|RASHID, TAHIR - Alcorn State University|
|FENG, GUOLEI - Alcorn State University|
Submitted to: Scientific Reports
Publication Type: Peer Reviewed Journal
Publication Acceptance Date: 10/31/2014
Publication Date: 11/19/2014
Citation: Chen, J., Rashid, T., Feng, G. 2014. Esterase in imported fire ants, Solenopsis invicata and S. richteri (Hymenoptera: Formicidae): activity, kinetics and variation. Scientific Reports. 4(7112):1-9. doi: 10.1038/srep07112.
Interpretive Summary: Red imported fire ant is one of the most successful invasive species with tremendous economic and ecological impact. The black imported fire ants are very similar to the red imported fire ant in their biology and behavior; however, red imported fire ant is a more successful invader than black imported fire ant. Toxic tolerance has been found to be important to the success of some invasive species. Esterases play an important role in insect toxic tolerance. In this study, we investigated toxic tolerance and esterase activity in both red imported fire ant and black imported fire ant and found red imported fire ant is significantly more toxic tolerant than the black imported fire ant and esterase activities in red imported fire ant were more than three times higher than those in black imported fire ant. Toxic tolerance may contribute to the invasion success of red imported fire ant. This study provided a justification to develop species specific chemical control technolgies for control of these two pest ants.

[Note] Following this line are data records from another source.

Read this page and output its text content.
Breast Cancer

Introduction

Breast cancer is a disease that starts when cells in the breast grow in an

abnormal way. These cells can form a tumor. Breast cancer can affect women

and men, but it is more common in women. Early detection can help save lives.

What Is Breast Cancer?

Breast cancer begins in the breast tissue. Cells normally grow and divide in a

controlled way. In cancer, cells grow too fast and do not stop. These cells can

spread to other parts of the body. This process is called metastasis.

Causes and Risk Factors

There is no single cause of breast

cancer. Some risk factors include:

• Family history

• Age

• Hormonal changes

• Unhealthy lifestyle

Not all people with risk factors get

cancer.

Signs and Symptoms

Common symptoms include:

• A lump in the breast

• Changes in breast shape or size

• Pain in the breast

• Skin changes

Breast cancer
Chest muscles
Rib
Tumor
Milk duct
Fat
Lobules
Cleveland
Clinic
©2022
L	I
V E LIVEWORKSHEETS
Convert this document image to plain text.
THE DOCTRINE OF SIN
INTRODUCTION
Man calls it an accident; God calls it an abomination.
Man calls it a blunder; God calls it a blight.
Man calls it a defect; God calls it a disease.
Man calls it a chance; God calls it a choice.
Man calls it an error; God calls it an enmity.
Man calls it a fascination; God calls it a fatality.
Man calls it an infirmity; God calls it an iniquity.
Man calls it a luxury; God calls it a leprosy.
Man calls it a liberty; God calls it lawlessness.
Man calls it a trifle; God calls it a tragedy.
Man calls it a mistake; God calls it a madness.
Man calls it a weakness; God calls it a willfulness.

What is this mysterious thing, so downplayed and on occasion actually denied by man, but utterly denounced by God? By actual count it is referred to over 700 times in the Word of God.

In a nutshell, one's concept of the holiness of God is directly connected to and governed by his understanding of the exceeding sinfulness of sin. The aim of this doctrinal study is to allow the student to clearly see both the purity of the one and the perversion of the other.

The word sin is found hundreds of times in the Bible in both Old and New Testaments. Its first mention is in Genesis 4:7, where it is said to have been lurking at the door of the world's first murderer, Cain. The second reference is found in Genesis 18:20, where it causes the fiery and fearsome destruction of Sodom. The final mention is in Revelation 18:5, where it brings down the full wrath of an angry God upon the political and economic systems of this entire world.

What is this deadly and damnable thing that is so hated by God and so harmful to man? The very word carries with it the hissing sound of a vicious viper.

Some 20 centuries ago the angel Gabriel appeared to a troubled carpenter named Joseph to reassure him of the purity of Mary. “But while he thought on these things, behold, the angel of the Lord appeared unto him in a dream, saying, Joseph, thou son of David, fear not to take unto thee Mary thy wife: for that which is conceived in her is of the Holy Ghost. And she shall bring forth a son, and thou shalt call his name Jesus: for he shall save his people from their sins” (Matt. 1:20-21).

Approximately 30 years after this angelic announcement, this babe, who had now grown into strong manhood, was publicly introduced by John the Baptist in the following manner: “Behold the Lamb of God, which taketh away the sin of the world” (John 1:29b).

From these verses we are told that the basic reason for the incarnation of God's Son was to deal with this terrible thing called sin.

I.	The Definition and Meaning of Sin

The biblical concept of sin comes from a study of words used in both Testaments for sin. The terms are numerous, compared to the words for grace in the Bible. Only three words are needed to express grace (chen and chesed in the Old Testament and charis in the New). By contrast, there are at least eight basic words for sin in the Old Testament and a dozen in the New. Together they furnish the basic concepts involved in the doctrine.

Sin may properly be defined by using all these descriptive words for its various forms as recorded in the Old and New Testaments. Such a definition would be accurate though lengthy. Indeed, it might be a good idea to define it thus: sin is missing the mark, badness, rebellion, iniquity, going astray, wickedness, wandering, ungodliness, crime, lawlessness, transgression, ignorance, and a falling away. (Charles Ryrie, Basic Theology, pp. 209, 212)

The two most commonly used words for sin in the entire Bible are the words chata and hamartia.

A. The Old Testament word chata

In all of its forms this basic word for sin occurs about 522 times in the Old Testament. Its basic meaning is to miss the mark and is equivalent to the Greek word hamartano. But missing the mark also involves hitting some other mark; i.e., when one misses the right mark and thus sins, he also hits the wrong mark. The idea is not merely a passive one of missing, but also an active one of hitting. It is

Technical Abstract: Black imported fire ant, Solenopsis richteri, is closely related to the notorious red imported fire ant, Solenopsis invicta. Despite being very similar in biology and behavior, S. invicta is a much more successful invader. In contrast to S. invicta that has invaded numberous countries and regions, S. richteri has been established only in the southern United States outside its native range. Toxic tolerance has been found to be important to the success of some invasive species. We hypothesized that S. invicta is more tolerant to toxins than S. richteri. Toxicity of 6 toxins was measured for both species, including five insecticides, acephate, dieldrin, deltamethrin, heptachlor and malathion and one common component of ant defensive secretion, 2-tridecanone. The result strongly supported our hypothesis. S. invicta was more tolerant to each tested toxin than S. richteri. Since esterases play an important role in insect detoxification process, we further hypothesized that S. invicta has higher esterase activity than S. richetri. This hypothesis is also supported. For both substrates, a-naphthyl acetate (a -NA and B-naphtyhl acetate (B-NA), esterase activities in S. invicta were more than three times higher than those in S. richteri. Esterases in both S. invicta and S. richetri were inhibited by malaoxon, indicating that esterases were B-type in both species. Esterases were sensitive to the inhibition by eserine, indicating cholinesterases and/or cholinesterase-like esterases may be important components of esterases in both species. 2-tridecanone showed a significantly greater inhibition to esterases in S. richteri than those in S. invicta. This may explain why 2-tridecanone is more toxic to S. richteri than S. invicta.